One man from Sadr City had brought his wife and children and his extended family to Aziz’s villa. They did not touch anything.

“I just wanted to show my family how they lived and how we live,” he said.

The looters stole everything, even electrical wire they stripped from the walls. But they left Aziz’s books.

One was the Godfather, by Mario Puzo.

Iraq was ruled by a mafia that in many ways thrived as the people suffered.

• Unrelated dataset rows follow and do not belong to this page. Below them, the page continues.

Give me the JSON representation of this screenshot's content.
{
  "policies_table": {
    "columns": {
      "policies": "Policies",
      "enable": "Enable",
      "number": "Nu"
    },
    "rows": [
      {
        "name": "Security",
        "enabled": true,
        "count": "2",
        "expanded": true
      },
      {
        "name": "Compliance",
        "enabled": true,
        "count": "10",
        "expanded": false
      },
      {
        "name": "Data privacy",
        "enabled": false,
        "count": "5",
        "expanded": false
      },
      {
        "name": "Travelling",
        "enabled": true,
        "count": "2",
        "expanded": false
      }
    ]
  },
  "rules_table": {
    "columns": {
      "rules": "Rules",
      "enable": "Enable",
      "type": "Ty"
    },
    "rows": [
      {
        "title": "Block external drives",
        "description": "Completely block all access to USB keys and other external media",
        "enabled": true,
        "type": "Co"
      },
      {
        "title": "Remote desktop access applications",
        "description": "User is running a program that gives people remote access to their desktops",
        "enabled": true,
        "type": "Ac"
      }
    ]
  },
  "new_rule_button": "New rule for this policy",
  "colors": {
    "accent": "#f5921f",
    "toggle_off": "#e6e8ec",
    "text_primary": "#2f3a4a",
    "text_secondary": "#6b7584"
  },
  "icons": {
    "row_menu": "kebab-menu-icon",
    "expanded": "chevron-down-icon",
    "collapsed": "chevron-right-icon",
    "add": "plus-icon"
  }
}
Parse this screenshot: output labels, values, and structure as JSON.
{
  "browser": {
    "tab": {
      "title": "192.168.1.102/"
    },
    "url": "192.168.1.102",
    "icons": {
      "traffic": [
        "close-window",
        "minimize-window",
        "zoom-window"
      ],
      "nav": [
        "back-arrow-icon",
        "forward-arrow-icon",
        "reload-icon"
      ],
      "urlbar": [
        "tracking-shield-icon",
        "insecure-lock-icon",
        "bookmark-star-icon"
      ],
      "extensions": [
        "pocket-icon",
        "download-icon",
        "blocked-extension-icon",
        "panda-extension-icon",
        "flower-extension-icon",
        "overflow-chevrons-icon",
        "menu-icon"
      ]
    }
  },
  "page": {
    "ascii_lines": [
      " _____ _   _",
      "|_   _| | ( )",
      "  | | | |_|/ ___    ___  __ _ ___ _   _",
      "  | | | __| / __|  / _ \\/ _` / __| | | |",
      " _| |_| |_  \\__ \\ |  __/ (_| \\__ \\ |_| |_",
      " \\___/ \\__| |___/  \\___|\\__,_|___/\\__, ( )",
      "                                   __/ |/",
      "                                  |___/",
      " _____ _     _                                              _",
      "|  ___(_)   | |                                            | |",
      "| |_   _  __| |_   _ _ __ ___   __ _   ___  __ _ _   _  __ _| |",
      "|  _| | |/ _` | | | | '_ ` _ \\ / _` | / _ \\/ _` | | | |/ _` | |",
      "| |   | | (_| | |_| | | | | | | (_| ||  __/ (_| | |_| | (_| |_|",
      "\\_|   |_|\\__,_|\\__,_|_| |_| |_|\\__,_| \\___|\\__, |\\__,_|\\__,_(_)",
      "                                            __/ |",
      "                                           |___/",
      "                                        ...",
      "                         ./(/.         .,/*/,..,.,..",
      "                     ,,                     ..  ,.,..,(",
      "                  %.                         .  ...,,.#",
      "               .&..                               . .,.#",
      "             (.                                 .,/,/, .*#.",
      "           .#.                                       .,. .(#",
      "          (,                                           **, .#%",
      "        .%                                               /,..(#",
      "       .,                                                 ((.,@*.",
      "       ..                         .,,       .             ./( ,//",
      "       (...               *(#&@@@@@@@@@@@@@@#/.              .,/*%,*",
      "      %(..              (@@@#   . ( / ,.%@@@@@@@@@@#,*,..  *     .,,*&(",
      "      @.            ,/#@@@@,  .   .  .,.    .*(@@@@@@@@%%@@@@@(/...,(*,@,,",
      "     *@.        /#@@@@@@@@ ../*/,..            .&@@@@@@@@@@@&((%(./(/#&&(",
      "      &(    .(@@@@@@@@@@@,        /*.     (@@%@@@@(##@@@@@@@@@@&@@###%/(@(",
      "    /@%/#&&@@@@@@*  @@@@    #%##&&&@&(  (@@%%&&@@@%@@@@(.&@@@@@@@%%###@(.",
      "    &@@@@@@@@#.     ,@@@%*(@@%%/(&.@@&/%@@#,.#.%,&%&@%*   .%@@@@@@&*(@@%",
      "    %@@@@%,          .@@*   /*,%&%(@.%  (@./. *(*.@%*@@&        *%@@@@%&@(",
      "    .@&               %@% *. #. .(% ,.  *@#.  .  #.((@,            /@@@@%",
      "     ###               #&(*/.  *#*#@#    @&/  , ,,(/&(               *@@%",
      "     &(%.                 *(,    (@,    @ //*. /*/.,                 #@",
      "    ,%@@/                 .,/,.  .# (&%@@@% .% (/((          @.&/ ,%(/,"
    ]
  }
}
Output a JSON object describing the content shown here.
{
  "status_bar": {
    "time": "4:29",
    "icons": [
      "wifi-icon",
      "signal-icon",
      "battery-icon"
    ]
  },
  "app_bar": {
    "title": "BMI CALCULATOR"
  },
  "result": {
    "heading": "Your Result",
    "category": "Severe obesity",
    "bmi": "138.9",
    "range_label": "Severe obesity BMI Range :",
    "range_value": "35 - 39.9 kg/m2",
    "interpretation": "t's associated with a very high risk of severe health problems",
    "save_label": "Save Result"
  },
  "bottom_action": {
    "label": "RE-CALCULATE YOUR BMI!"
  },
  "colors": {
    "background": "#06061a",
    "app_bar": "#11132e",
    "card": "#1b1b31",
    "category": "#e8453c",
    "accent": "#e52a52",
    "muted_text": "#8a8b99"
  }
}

A main reason behind a civil uprising that broke out in October, and was later crushed, was a popular belief that the old oligarchy was replaced by a new one.

The country’s new prime minister, Mustafa Al Kadhimi, promised a break with the past, and an end to militia rule.

But state coffers are empty. With the decline in oil prices, officials say government revenue is around $2bn a month, compared with the $5bn monthly cost just for salaries.

Three per cent of that oil revenue this year is supposed to pay for the remaining oil reparations to Kuwait, a feat that is looking more unlikely by the day.

Kuwait City was one of the first foreign stops for Mr Allawi, the finance minister, as soon as he took the job in May.

He is seeking Arab investment to prop up the economy and wants to establish a sovereign fund to safeguard the oil wealth from corruption.

Many of the same militia-linked power centres Mr Al Kadhimi and Mr Allawi detest have cheered their plans, because they do not want Iraq to sink financially.

Like the Godfather showed, the mafia-like militias can adapt.